While racist attitudes towards people of Asian origin have been in focus following the outbreak of the COVID-19 pandemic and its alleged origins in the city of Wuhan in China, prejudices against Asians have long been evident in Germany.

Under the Nazi regime, Chinese living in Germany were expelled or deported to concentration and forced labor camps. But the most widespread anti-Asian racism would occur in the decade after German reunification.

The targets were mostly migrants from Vietnam who initially came to East Germany as part of a program to bring in workers from other communist regimes.

Almost 60,000 contract workers from the Southeast Asian country were living in East Germany when the Berlin Wall fell in 1989.
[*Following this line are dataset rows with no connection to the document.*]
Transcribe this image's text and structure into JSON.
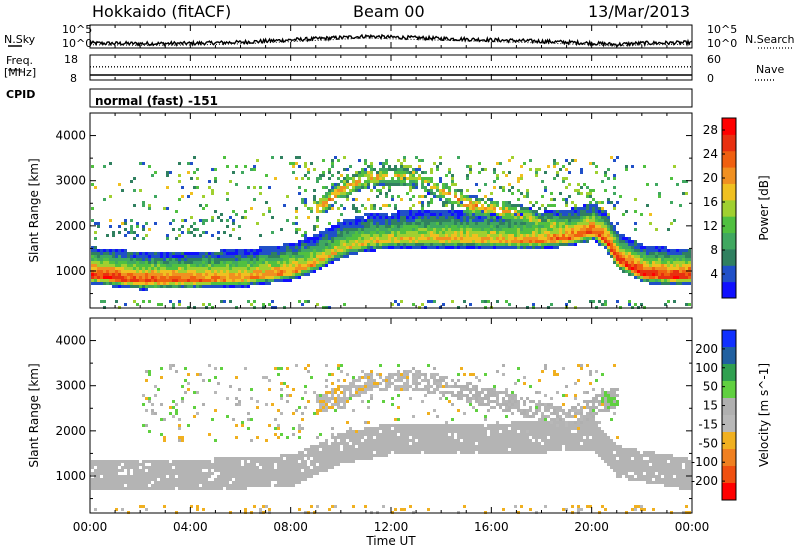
{
  "header": {
    "title": "Hokkaido (fitACF)",
    "beam": "Beam 00",
    "date": "13/Mar/2013"
  },
  "top_panels": {
    "nsky_label": "N.Sky",
    "nsearch_label": "N.Search",
    "noise_ticks": [
      "10^5",
      "10^0"
    ],
    "freq_label_line1": "Freq.",
    "freq_label_line2": "[MHz]",
    "freq_ticks": [
      "18",
      "8"
    ],
    "nave_label": "Nave",
    "nave_ticks": [
      "60",
      "0"
    ],
    "cpid_label": "CPID",
    "cpid_value": "normal (fast) -151"
  },
  "colors": {
    "power_scale": [
      "#1010ff",
      "#2050c8",
      "#308060",
      "#40a860",
      "#50c040",
      "#a0d030",
      "#f0c020",
      "#f09020",
      "#f06010",
      "#e83010",
      "#ff0000"
    ],
    "velocity_scale": [
      "#1030ff",
      "#2060a0",
      "#30a050",
      "#60d040",
      "#b0b0b0",
      "#b8b8b8",
      "#f0b020",
      "#f08020",
      "#f05010",
      "#ff0000"
    ],
    "ground_scatter": "#b4b4b4"
  },
  "chart_data": [
    {
      "type": "heatmap",
      "name": "power",
      "title": "",
      "xlabel": "Time UT",
      "ylabel": "Slant Range [km]",
      "x_ticks": [
        "00:00",
        "04:00",
        "08:00",
        "12:00",
        "16:00",
        "20:00",
        "00:00"
      ],
      "x_range_hours": [
        0,
        24
      ],
      "y_ticks": [
        "1000",
        "2000",
        "3000",
        "4000"
      ],
      "y_range_km": [
        180,
        4500
      ],
      "colorbar_label": "Power [dB]",
      "colorbar_ticks": [
        "4",
        "8",
        "12",
        "16",
        "20",
        "24",
        "28"
      ],
      "colorbar_range": [
        0,
        30
      ],
      "main_band": {
        "times": [
          0,
          2,
          4,
          6,
          8,
          9,
          10,
          11,
          12,
          13,
          14,
          15,
          16,
          17,
          18,
          19,
          20,
          20.5,
          21,
          22,
          23,
          24
        ],
        "center_km": [
          920,
          800,
          820,
          850,
          1000,
          1200,
          1500,
          1650,
          1700,
          1720,
          1720,
          1720,
          1700,
          1680,
          1700,
          1750,
          1900,
          1700,
          1250,
          950,
          900,
          900
        ],
        "peak_power_db": [
          28,
          26,
          24,
          22,
          22,
          20,
          18,
          18,
          18,
          19,
          20,
          20,
          20,
          20,
          22,
          24,
          26,
          26,
          28,
          28,
          28,
          28
        ]
      },
      "upper_arc": {
        "times": [
          9,
          10,
          11,
          12,
          13,
          14,
          15,
          16,
          17,
          18,
          19,
          20
        ],
        "center_km": [
          2400,
          2850,
          3100,
          3150,
          3100,
          2800,
          2500,
          2400,
          2300,
          2100,
          2000,
          1900
        ],
        "peak_power_db": [
          20,
          22,
          20,
          18,
          16,
          20,
          22,
          20,
          18,
          16,
          18,
          20
        ]
      },
      "scatter_cloud_km": [
        1800,
        3600
      ],
      "near_range_clutter_km": [
        180,
        400
      ]
    },
    {
      "type": "heatmap",
      "name": "velocity",
      "title": "",
      "xlabel": "Time UT",
      "ylabel": "Slant Range [km]",
      "x_ticks": [
        "00:00",
        "04:00",
        "08:00",
        "12:00",
        "16:00",
        "20:00",
        "00:00"
      ],
      "x_range_hours": [
        0,
        24
      ],
      "y_ticks": [
        "1000",
        "2000",
        "3000",
        "4000"
      ],
      "y_range_km": [
        180,
        4500
      ],
      "colorbar_label": "Velocity [m s^-1]",
      "colorbar_ticks": [
        "200",
        "100",
        "50",
        "15",
        "-15",
        "-50",
        "-100",
        "-200"
      ],
      "colorbar_range": [
        -250,
        250
      ],
      "ground_scatter_band": {
        "times": [
          0,
          4,
          8,
          10,
          12,
          16,
          20,
          21,
          24
        ],
        "center_km": [
          900,
          900,
          1000,
          1500,
          1700,
          1700,
          1800,
          1200,
          900
        ]
      },
      "upper_region": {
        "times": [
          9,
          11,
          13,
          15,
          17,
          19,
          21
        ],
        "center_km": [
          2600,
          3100,
          3150,
          2900,
          2600,
          2300,
          2800
        ],
        "velocity_ms": [
          -40,
          -30,
          -20,
          20,
          10,
          -10,
          60
        ]
      }
    },
    {
      "type": "line",
      "name": "noise",
      "series_meaning": "N.Sky solid, N.Search dotted",
      "ylim_log10": [
        0,
        5
      ],
      "x_range_hours": [
        0,
        24
      ],
      "times": [
        0,
        2,
        4,
        6,
        8,
        10,
        11,
        12,
        14,
        16,
        18,
        20,
        21,
        22,
        24
      ],
      "log10_nsky": [
        0.9,
        0.8,
        0.85,
        1.1,
        1.6,
        2.1,
        2.4,
        2.2,
        1.9,
        1.6,
        1.3,
        0.9,
        0.6,
        0.9,
        1.0
      ]
    },
    {
      "type": "line",
      "name": "freq_nave",
      "x_range_hours": [
        0,
        24
      ],
      "freq_mhz": 10.0,
      "nave_value": 22,
      "ylim_freq": [
        8,
        18
      ],
      "ylim_nave": [
        0,
        60
      ]
    }
  ]
}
Thousands of Vietnamese students and contract workers were brought to East Germany after World War II Thousands of Vietnamese students and contract workers were brought to East Germany after World War II

Two years later, neo-Nazis attacked Vietnamese traders in Hoyerswerda in Saxony. They also formed a mob outside a migrant shelter and hurled abuse at the residents.

The worse anti-immigrant riots also took place in Rostock-Lichtenhagen in 1992, when around 2,000 right-wing extremists attacked and fire-bombed a housing block filled with Vietnamese contract workers.

Thousands of onlookers reportedly applauded the extremists, while the police did little to stop the attacks.

"This image shaped many people who are fighting against racism in Germany today," said Ferat Ali Kocak, a Berlin-based anti-racism activist. "It became clear to us that for various reasons, anti-Asian racism, even if it's not always visible, is strongly anchored in German society."